To Moulton, the key chapter is the first one, in which she lays out a roster of home-cooking basics. “Dispense with mise en place” clocks in at No. 5 and speaks to her preference for practicality over chef experience. “The rule is to prep and measure all your ingredients before you start cooking,” she writes. “I don’t bother with it anymore, except in a few rare cases. . . . I realized that I was spending a lot of time preparing all the ingredients in advance instead of taking advantage of lulls in the cooking time of one ingredient to prep the next ingredient.”

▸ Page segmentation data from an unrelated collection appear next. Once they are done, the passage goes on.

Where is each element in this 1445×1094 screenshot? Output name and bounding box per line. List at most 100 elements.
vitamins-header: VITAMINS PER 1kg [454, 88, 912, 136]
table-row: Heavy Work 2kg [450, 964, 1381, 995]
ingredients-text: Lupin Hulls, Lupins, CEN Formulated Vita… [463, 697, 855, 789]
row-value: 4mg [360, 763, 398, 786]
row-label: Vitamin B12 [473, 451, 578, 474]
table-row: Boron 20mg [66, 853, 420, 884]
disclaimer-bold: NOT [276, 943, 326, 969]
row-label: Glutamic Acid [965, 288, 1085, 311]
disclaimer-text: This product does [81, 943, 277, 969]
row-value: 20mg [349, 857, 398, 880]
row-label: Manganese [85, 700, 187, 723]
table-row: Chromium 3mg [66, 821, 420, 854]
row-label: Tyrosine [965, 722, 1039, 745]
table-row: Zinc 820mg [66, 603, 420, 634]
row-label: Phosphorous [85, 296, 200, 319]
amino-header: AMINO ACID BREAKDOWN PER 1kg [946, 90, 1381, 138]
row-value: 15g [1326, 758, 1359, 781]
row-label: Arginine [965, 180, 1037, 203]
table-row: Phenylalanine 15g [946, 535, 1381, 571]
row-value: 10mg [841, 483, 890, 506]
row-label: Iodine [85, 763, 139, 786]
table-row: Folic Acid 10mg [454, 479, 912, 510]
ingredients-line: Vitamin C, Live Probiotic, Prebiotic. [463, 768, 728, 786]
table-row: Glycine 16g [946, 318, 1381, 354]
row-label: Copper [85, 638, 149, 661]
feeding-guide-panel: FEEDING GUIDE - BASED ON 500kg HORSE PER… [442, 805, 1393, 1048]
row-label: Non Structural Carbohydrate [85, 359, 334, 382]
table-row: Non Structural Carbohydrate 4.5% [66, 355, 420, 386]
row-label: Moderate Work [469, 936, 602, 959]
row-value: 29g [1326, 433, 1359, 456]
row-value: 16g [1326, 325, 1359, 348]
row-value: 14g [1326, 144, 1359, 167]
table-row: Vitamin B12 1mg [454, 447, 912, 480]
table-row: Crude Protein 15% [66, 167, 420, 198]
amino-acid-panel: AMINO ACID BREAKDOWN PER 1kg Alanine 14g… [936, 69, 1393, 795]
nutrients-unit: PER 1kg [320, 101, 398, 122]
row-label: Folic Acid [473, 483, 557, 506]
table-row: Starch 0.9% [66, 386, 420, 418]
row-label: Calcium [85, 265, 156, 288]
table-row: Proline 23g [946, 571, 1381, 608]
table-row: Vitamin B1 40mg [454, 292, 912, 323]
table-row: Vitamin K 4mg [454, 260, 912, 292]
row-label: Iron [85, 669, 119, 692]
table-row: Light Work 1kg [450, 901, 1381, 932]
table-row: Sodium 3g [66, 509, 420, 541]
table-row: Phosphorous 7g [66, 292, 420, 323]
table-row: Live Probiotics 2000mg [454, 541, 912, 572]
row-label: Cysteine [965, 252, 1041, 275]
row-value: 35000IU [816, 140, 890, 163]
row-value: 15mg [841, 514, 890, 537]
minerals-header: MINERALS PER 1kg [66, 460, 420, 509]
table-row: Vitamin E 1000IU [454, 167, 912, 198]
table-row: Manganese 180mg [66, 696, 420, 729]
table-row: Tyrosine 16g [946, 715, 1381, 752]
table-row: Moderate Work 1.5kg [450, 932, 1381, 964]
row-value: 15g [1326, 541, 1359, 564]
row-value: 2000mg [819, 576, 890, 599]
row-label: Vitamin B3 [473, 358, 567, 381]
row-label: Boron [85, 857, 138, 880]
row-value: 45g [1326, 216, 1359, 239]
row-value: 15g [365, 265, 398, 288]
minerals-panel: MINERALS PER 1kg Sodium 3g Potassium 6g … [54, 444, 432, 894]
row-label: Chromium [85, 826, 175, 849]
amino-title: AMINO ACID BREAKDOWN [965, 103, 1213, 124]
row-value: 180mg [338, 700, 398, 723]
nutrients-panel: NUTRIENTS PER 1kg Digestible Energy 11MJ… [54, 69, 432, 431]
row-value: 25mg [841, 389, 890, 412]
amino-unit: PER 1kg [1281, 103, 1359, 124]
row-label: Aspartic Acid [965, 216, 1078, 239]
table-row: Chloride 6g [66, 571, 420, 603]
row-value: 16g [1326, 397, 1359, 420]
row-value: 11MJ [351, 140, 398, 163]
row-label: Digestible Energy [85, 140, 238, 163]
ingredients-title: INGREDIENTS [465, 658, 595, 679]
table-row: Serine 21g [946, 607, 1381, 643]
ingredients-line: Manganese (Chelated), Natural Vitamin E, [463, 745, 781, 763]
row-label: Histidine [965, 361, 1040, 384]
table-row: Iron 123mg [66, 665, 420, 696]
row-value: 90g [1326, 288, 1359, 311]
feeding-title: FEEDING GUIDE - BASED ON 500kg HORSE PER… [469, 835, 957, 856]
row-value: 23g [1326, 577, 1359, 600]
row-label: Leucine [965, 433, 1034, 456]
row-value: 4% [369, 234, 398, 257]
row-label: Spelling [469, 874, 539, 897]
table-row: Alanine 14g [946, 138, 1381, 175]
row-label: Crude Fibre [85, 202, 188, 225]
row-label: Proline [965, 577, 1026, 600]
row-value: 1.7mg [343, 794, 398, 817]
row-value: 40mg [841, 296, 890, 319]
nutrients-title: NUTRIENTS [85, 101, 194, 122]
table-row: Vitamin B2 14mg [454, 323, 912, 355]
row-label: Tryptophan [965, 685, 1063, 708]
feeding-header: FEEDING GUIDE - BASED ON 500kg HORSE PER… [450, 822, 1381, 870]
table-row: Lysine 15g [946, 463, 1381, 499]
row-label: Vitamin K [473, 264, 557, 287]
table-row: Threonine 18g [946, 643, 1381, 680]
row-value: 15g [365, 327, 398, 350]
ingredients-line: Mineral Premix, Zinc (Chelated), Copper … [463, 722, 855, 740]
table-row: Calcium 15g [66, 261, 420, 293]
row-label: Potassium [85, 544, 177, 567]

Moulton is soon heading out to promote “Home Cooking 101,” eager to do the demos and meet the people who, as of this week, made it the No. 23 best-selling cooking reference book on Amazon. She’ll be teaching and nurturing and smiling.
Chef shares secrets
Chef and cookbook author Sara Moulton says she’s always learning new kitchen techniques and loves to share them, which is one reason she published her new cookbook, “Sara Moulton’s Home Cooking 101: How to Make Everything Taste Better” (Oxmoor House, 2016). Here are five great tips from the book:
• Make quick work of prepping artichoke hearts by removing the outer leaves as you might peel an apple. Lay the artichoke on a cutting board. Cut down and around, following the curve of the vegetable, until you reach the light-green interior. Cut across the top of the artichoke to remove the purplish inner leaves. Use a paring knife to cut around and remove the base of leaves from the stem. (And use a vegetable peeler to remove the tough green skin from that stem, because it’s just as tender and edible as the heart.) Cut the remaining artichoke in half, making it easy to scrape out the center fibers.
• For stress-free pizza dough prep, coat the work surface lightly with olive oil. The dough will stick to the surface and keep its width and breadth as you roll it out.
• Using the whack of a knife to catch and remove the pit of a handheld avocado can result in an emergency room visit. Instead, place the avocado on a cutting board. With the knife parallel to the board, make a horizontal cut through to the pit as you rotate the fruit. With the knife perpendicular to the board, cut the top side of the avocado from stem to bottom, then turn it and repeat on the far side. You’ll have three sections that release easily and one that allows the pit to be plucked off.
• Deveining shrimp can be done quickly via a two-step assembly-line process. First: Line peeled, raw shrimp on a cutting board, then make a cut down the back of each one. Next: Hold each shrimp under a slight stream of running tap water; the veins will slip out.
• When you have a lot of small tomatoes to cut, corral them between the plastic lids of two deli containers (six to eight at a time). Press the palm of one hand on top, then use a sharp chef’s knife to make a horizontal slice through all the tomatoes simultaneously.